Et, comme par ailleurs il se pourrait bien que les fameux accepteurs de billets soient eux-mêmes « acceptés » dans les casinos, et ce pour d'autres raisons matérielles qui seront développées ailleurs dans le rapport, l'informatique mettrait tout le monde d'accord.

En fait, seule une mesure nouvelle, très forte, draconienne diront certains, est susceptible d'apporter une solution définitive :

- au problème de l'accès des interdits de jeux ;

- à celui de l'accès des mineurs ;

- à l'accès ordinaire aux salles de jeux traditionnels ;

- aux velléités de mixer les jeux et les machines à sous dans des salles communes ;

- à l'abrogation du droit de timbre.

En attendant :

- Les joueurs doivent exciper de leur identité pour accéder aux tables de jeux traditionnels.

- Les physionomistes doivent consulter sur écran un fichier informatique, qui est la recopie manuelle, besogneuse et aléatoire du fichier central des renseignements généraux tenu à jour au rythme de circulation d'une charrette à foin 48 ( * ) .

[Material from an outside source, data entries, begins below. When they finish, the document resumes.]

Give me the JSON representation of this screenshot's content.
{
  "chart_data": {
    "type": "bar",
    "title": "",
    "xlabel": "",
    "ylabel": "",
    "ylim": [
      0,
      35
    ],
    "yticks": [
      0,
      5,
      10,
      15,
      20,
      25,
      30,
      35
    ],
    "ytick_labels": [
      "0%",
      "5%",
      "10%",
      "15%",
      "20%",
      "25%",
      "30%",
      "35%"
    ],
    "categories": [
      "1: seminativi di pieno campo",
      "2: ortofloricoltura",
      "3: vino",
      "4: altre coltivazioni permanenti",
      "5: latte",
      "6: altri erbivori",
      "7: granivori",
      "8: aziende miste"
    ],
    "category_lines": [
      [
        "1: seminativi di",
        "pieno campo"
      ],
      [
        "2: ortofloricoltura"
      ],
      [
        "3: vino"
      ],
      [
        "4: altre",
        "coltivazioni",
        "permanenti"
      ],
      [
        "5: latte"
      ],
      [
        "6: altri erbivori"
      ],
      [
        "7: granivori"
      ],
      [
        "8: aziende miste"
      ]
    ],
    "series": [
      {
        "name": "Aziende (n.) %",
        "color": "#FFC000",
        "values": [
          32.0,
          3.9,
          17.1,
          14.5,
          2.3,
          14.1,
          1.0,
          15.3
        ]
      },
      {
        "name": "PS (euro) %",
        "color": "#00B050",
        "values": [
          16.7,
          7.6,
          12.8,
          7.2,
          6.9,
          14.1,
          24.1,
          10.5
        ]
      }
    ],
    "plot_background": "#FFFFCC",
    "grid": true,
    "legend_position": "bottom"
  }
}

- Pour avoir accès aux tables de jeux, le paiement d'un droit de timbre dissuasif était exigé, il y a peu de temps encore.

- Pendant ce temps là, n'importe qui pouvait pénétrer, à tout instant, dans les salles de machines à sous même s'il était mineur ou interdit de jeux.

- Il est patent que, dans ces conditions, il était strictement impossible d'effectuer un contrôle réel, efficace et durable.

Le constat est clair : on était en présence d'une situation pitoyable dans laquelle on mettait pesamment en oeuvre des moyens inégalitaires, désuets, coûteux et totalement inefficaces .

La loi n'était pas respectée, la lutte contre la dépendance était négligée et la protection sociale des joueurs en difficulté bafouée.

Cette situation aberrante disparaîtra en novembre 2006 , avec la mise en place d'un contrôle systématique aux entrées dans les casinos.

Dans l'établissement de Palavas, doté de ce contrôle, 15 interdits de jeux ont été détectés en septembre 2004, contre 10 seulement l'année précédente, sans contrôle.

Au passage, votre rapporteur signale que les Suisses - ce qui lui semble être de bonne prévention - utilisent aussi un tel contrôle, pour veiller au respect de leur système spécifique de contrat de modération, par lesquels les joueurs « suivis » s'engagent à modérer le nombre de leurs venues au casino.

Mais cette perspective d'un contrôle général aux entrées, terrifie pour l'instant les casinotiers qui craignent beaucoup (sincèrement selon votre rapporteur) une baisse insupportable des chiffres d'affaires.

Il s'agit là, effectivement, d'un problème très délicat.

Quelles sont les données qui peuvent servir son étude attentive ?

A l'heure actuelle, trois casinos (Bourbon-Lancy : groupe Vikings, Collioure : groupe Tahoe et Enghien-les-Bains : groupe Barrière) ont mis spontanément en place le système.

Le groupe Partouche, à Palavas, tente l'expérience depuis septembre 2004.

Or, Bourbon Lancy estime à 20 % sa perte de clientèle (fréquentation ou chiffre d'affaires ?), Palavas à 30 %, tandis que le groupe Accor craint pour sa part une perte de 40 % en cas de mise en place de ce contrôle.

Cependant, Enghien-les-Bains, qui a lui aussi établi ce contrôle, affiche un produit brut des jeux (PBJ) record !

Ces observations, bien que contradictoires, méritent considération mais elles sont encore trop partielles et sommaires. Il conviendrait, en outre :

De préciser les dates des mises en place des contrôles pour les rapprocher des autres données ;

- d'étoffer les données économiques intéressant l'établissement ;

- d'effectuer des comparaisons avec les résultats des casinos voisins ;

- de rechercher s'il n'y a pas d'autres facteurs susceptibles d'avoir influé sur le chiffre d'affaires ;

- de tenir compte de la situation économique du moment en France et dans l'industrie des jeux.

* 46 Votre rapporteur a vérifié cette labellisation et l'a effectivement retrouvé sur six d'entre eux au moins.

* 47 La fédération accepte le principe de vendre le logiciel à un Etat ou à tout autre.

* 48 Dans le rapport I de 2002, le Sénat avait déjà souligné à quel point le fonctionnement de ce fichier prêtait à sourire au temps de l'Internet : rythme des mises à jour, expéditions par La Poste, recopies... La modernisation du fichier était achevée fin 2006.